Глаза его продолжали смеяться, но Творогову и в этом его веселье вдруг почудилось что-то наигранное, словно Женька старался предстать перед ним, перед Твороговым, прежним Синицыным и не мог. И чувство невольной жалости неожиданно шевельнулось в душе Творогова.

В этот вечер они еще долго бродили по пустынным улицам, совсем как когда-то давно, прежде. Тогда у них было словно бы два города. Один — известный всем и каждому, разнесенный по всему свету на тысячах цветных открыток и глянцевых альбомных страниц и оттого как бы принадлежащий всем сразу. А второй — второй был известен только им двоим, принадлежал лишь им, и никому, кроме них. Едва ли не больше знаменитых архитектурных ансамблей, которые вызывали восторг и удивление уже тем, что к ним невозможно было привыкнуть, что всякий раз они как бы открывались перед тобой заново, едва ли не больше Петропавловской крепости и набережных Невы, кленовой аллеи, ведущей к Инженерному замку, или Летнего сада, они оба, и Творогов и Синицын, любили безвестные ленинградские улицы с тянущимися вдоль них обшарпанными кирпичными зданиями складов и заводских корпусов, с дикой травой, растущей по откосам каналов, с неожиданными — посреди городской улицы — железнодорожными переездами, с бесконечными проходными дворами, с не имеющими никакой архитектурной ценности и оттого покорно доживающими свой век неказистыми старыми домами, чуть ли не по самый бельэтаж вросшими в землю, в асфальт… Они любили обнаруживать на этих домах следы старых вывесок, казалось, навсегда отпечатавшихся в камне и кирпиче, как отпечатывается силуэт какого-нибудь птеродактиля в залежах каменного угля, любили разглядывать выпуклые буквы на чугунных крышках люков, где в окончании слов еще господствовал твердый знак, любили ощущать под ногами неровную выпуклость булыжной мостовой, уже почти повсеместно вытесненной асфальтом… Этот город открывал им свои тайны, свои маленькие секреты, он не прятал от них ничего, не стыдился своей некрасивости, и оттого становился еще роднее, еще дороже…

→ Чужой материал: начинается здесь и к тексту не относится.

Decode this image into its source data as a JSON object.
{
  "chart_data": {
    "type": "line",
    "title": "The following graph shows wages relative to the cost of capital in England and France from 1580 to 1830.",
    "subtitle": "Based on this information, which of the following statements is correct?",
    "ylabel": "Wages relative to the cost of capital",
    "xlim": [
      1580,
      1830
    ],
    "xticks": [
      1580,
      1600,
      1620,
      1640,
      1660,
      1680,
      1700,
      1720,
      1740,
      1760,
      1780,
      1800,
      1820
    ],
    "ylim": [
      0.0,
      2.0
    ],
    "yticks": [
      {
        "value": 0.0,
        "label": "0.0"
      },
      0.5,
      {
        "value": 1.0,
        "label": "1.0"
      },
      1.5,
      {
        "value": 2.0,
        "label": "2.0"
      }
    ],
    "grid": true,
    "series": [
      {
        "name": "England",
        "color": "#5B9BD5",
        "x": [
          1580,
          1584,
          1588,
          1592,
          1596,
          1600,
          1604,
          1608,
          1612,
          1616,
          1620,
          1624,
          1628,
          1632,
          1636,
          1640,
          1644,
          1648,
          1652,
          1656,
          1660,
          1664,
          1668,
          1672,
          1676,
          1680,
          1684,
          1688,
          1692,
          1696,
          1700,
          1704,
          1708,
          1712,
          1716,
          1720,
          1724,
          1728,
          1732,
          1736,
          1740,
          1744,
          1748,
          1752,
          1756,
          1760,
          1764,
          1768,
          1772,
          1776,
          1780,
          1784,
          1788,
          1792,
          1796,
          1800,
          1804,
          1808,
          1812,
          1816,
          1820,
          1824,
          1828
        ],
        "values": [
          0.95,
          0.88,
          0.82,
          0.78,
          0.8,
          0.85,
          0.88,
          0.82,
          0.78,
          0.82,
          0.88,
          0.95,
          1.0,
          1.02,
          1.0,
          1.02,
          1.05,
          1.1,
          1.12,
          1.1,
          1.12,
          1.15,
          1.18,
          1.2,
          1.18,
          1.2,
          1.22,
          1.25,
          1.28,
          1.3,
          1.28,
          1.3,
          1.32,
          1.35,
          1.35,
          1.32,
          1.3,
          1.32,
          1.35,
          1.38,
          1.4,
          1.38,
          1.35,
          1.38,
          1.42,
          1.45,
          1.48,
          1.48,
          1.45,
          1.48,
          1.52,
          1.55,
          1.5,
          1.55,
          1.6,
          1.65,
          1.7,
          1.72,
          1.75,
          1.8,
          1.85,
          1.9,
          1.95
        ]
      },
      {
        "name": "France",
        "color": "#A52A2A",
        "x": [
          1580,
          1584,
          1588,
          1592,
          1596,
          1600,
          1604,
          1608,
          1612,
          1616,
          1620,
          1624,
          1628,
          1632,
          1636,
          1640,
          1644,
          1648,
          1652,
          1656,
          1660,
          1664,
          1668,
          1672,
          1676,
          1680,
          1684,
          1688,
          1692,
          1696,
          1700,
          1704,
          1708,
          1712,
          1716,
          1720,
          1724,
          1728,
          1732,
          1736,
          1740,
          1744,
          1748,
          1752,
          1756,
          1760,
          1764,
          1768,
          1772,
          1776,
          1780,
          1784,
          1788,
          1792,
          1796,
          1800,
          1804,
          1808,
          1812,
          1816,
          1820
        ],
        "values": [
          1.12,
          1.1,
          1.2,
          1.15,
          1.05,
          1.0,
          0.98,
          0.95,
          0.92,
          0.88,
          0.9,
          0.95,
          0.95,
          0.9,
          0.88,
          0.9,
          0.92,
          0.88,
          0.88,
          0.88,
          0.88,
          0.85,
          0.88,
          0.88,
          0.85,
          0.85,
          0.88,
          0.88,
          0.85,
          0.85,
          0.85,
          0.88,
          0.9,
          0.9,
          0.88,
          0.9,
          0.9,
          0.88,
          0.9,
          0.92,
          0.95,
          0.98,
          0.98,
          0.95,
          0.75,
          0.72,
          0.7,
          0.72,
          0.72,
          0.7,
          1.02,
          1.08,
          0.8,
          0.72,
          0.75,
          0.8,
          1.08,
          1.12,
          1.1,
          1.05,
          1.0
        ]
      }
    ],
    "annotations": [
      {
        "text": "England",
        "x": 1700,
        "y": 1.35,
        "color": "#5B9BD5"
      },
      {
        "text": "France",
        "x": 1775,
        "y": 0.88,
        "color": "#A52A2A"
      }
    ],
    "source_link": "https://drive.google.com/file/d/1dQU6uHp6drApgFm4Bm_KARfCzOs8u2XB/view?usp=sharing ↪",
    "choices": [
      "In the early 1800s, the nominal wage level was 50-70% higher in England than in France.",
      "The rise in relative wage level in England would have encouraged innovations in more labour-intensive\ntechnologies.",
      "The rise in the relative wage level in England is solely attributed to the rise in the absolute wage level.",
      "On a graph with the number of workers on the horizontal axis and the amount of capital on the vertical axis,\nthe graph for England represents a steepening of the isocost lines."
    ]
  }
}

Сейчас город медленно погружался в туман. Дождя не было, но асфальт влажно блестел, радужно желтели фонари, смутными пятнами расплывались вдали фары редких автомобилей.

— Ну, а кого из наших ты видишь? Как они? — спросил Женька.

Не надо было ему задавать этот вопрос, не надо. Не надо было разрушать праздник возвращения к прошлому. Что мог ответить ему Творогов? Что мог сказать? Да разве и сам Женька не знал, что после смерти Краснопевцева, после его, Синицына, ухода из института как-то быстро и незаметно начала разваливаться, распадаться их знаменитая двадцать седьмая, их «комната заговоров». Первой в университет, на кафедру, ушла Валечка Тараненко, затем подала заявление «по собственному желанию» Лена Куприна, так ничего толком не объяснив, замкнувшись в себе, она рассталась с институтом, исчезла из поля зрения Творогова… Постепенно никого, кроме Творогова, не осталось из их прежней компании. Честно говоря, и он, Творогов, тоже начал подумывать тогда об уходе и, может быть, вопреки прежним своим намерениям и планам, распростился бы с лабораторией, если бы не назревали уже в институте значительные перемены, если бы — несколько неожиданно для себя — он не оказался руководителем пусть небольшой, но самостоятельной группы, и эта наконец обретенная им возможность самостоятельной работы, эта независимость, о которой он так мечтал, полностью захватили его…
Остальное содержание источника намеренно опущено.